I regularly hear from people who’ve had their email or other online account compromised, who somehow are able to recover access to it and change their password, only to have the account stolen almost immediately again.
The problem is actually quite simple, though the solution is a bit of work.
First, you have to realize that while someone else has access to your account they have access to everything related to that account.
Second, you have to realize that because of that, changing your password just isn’t enough.
You authenticate with most online systems by providing a user name and a password. Your username might well be publicly visible, but your password should be known only to you.
Most systems also provide a mechanism whereby you can recover or reset your password should you forget it. They use a variety of means, but they all boil down to the same thing: they use one or more additional pieces of information to validate that you are who you say you are, and then reset or reissue your password.
It’s those “additional pieces of information” that present the greatest risk once your account has been compromised.
Let’s look at some examples of what I mean, why they’re a risk, and what you should do about each in addition to changing your password.
Email address or alternate email address: Many if not most online accounts require your email address. In the case of an email account (like Hotmail, Gmail or the like) there’s often an “alternate” email address. Systems often provide the ability to send a password reset message to that email address of record should you lose your password. Since only you could have set it up, by definition that email address should be yours.
Once your account has been compromised, a smart hacker will immediately go in and change that email address to one that he has access to. That way, if you request a password reset, he’ll get it, not you. Similarly, if you change the password, all the hacker has to do is request a password reset, and he’ll regain access to the account.
What you should do: once you’ve regained access to your account, immediately verify that all email addresses associated with that account are yours. If they aren’t change them right away.
“Secret” questions and their answers: Many systems have you set up answers to questions as a second layer of security should you lose your password. The answers are typically to questions that only you should know such as your mother’s maiden name, your first pet or your favorite teacher. If you forget your password, many systems then simply ask you one or more of these questions. If your answer matches what you set up originally, then you must be who you say you are, and you’ll get your password reset and/or account access.
I put “secret” in quotes because this is one of the problems with the technique: quite often the answers aren’t secret at all. It’s recently been shown that even a little browsing on social media sites of which you happen to be a member can often tell potential hackers a great deal about you, including many of the answers to these so-called secret questions. Once a hacker has access to your account, it’s not uncommon for the answers to your secret questions be visible to him. If he’s smart – and some are – one of the first things he’d do is jot down the answers to all your secret questions, or change them to his own. That way, should you regain access to the account and change the password, he can just invoke the password recovery mechanism and regain access himself.

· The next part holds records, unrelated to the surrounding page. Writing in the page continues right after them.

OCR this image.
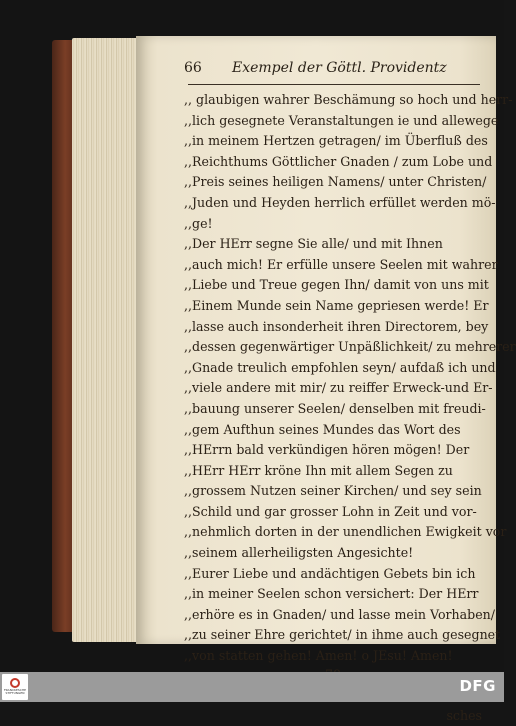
66 Exempel der Göttl. Providentz
,, glaubigen wahrer Beschämung so hoch und herr-
,,lich gesegnete Veranstaltungen ie und allewege
,,in meinem Hertzen getragen/ im Überfluß des
,,Reichthums Göttlicher Gnaden / zum Lobe und
,,Preis seines heiligen Namens/ unter Christen/
,,Juden und Heyden herrlich erfüllet werden mö-
,,ge!
,,Der HErr segne Sie alle/ und mit Ihnen
,,auch mich! Er erfülle unsere Seelen mit wahrer
,,Liebe und Treue gegen Ihn/ damit von uns mit
,,Einem Munde sein Name gepriesen werde! Er
,,lasse auch insonderheit ihren Directorem, bey
,,dessen gegenwärtiger Unpäßlichkeit/ zu mehrerer
,,Gnade treulich empfohlen seyn/ aufdaß ich und
,,viele andere mit mir/ zu reiffer Erweck-und Er-
,,bauung unserer Seelen/ denselben mit freudi-
,,gem Aufthun seines Mundes das Wort des
,,HErrn bald verkündigen hören mögen! Der
,,HErr HErr kröne Ihn mit allem Segen zu
,,grossem Nutzen seiner Kirchen/ und sey sein
,,Schild und gar grosser Lohn in Zeit und vor-
,,nehmlich dorten in der unendlichen Ewigkeit vor
,,seinem allerheiligsten Angesichte!
,,Eurer Liebe und andächtigen Gebets bin ich
,,in meiner Seelen schon versichert: Der HErr
,,erhöre es in Gnaden/ und lasse mein Vorhaben/
,,zu seiner Ehre gerichtet/ in ihme auch gesegnet
,,von statten gehen! Amen! o JEsu! Amen!
sches
FRANCKESCHE STIFTUNGEN	DFG
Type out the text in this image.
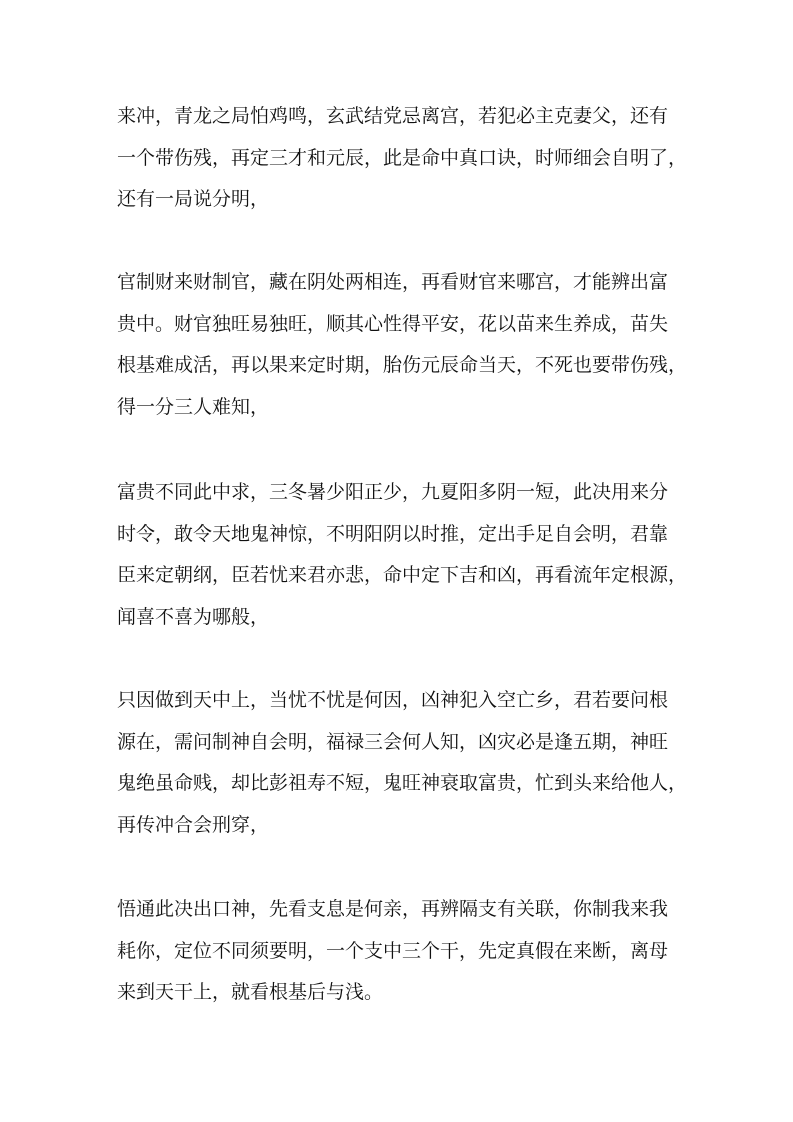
来冲，青龙之局怕鸡鸣，玄武结党忌离宫，若犯必主克妻父，还有
一个带伤残，再定三才和元辰，此是命中真口诀，时师细会自明了，
还有一局说分明，
官制财来财制官，藏在阴处两相连，再看财官来哪宫，才能辨出富
贵中。财官独旺易独旺，顺其心性得平安，花以苗来生养成，苗失
根基难成活，再以果来定时期，胎伤元辰命当天，不死也要带伤残，
得一分三人难知，
富贵不同此中求，三冬暑少阳正少，九夏阳多阴一短，此决用来分
时令，敢令天地鬼神惊，不明阳阴以时推，定出手足自会明，君靠
臣来定朝纲，臣若忧来君亦悲，命中定下吉和凶，再看流年定根源，
闻喜不喜为哪般，
只因做到天中上，当忧不忧是何因，凶神犯入空亡乡，君若要问根
源在，需问制神自会明，福禄三会何人知，凶灾必是逢五期，神旺
鬼绝虽命贱，却比彭祖寿不短，鬼旺神衰取富贵，忙到头来给他人，
再传冲合会刑穿，
悟通此决出口神，先看支息是何亲，再辨隔支有关联，你制我来我
耗你，定位不同须要明，一个支中三个干，先定真假在来断，离母
来到天干上，就看根基后与浅。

What you should do: once you’ve regained access to a hacked account, change all your secret answers immediately. Even if they’ve been untouched, the attacker could simply have written them down and know them all. Change them to something new – ideally answers that are completely unrelated to the questions, but that you’ll be able to remember in the future.
Mobile/Cellular information: Some providers allow you to specify your mobile number as part of your account information, and then can SMS or otherwise contact you via that information to perform password resets and more.By now you probably realize that once a hacker has access to your account they can change that number to be their own. Any mobile-based account recovery attempts are now redirected to the hacker.
What you should do: as soon as you get back into your hacked account, change or remove this information.
Billing information: It’s rare, but some systems will use billing information, such as a credit card number already on file, or your billing address in account recovery and validation attempts. If you have this kind of information on file, a) a hacker can start using it, potentially racking up charges that you may, or may not be liable for, and b) a hacker can change it so that if it’s used for account recovery purposes it’s the hacker that that’ll regain access and not you.
What you should do: change or remove this information as soon as you get your account back, and check with your credit card provider immediately for any improper charges.
By now you should see a distinct pattern: any and all information that can be used to recover your account should be validated, removed or changed the instant you get your account back. That includes personal information, PINs, secret questions and and answers, alternate email addresses and more – anything that the system you’re dealing with might use for account validation and recovery.
If you don’t, and the individual that hacked your account has even half a clue, it’s very possible that you could recover your account only to find it hacked again within hours or even minutes.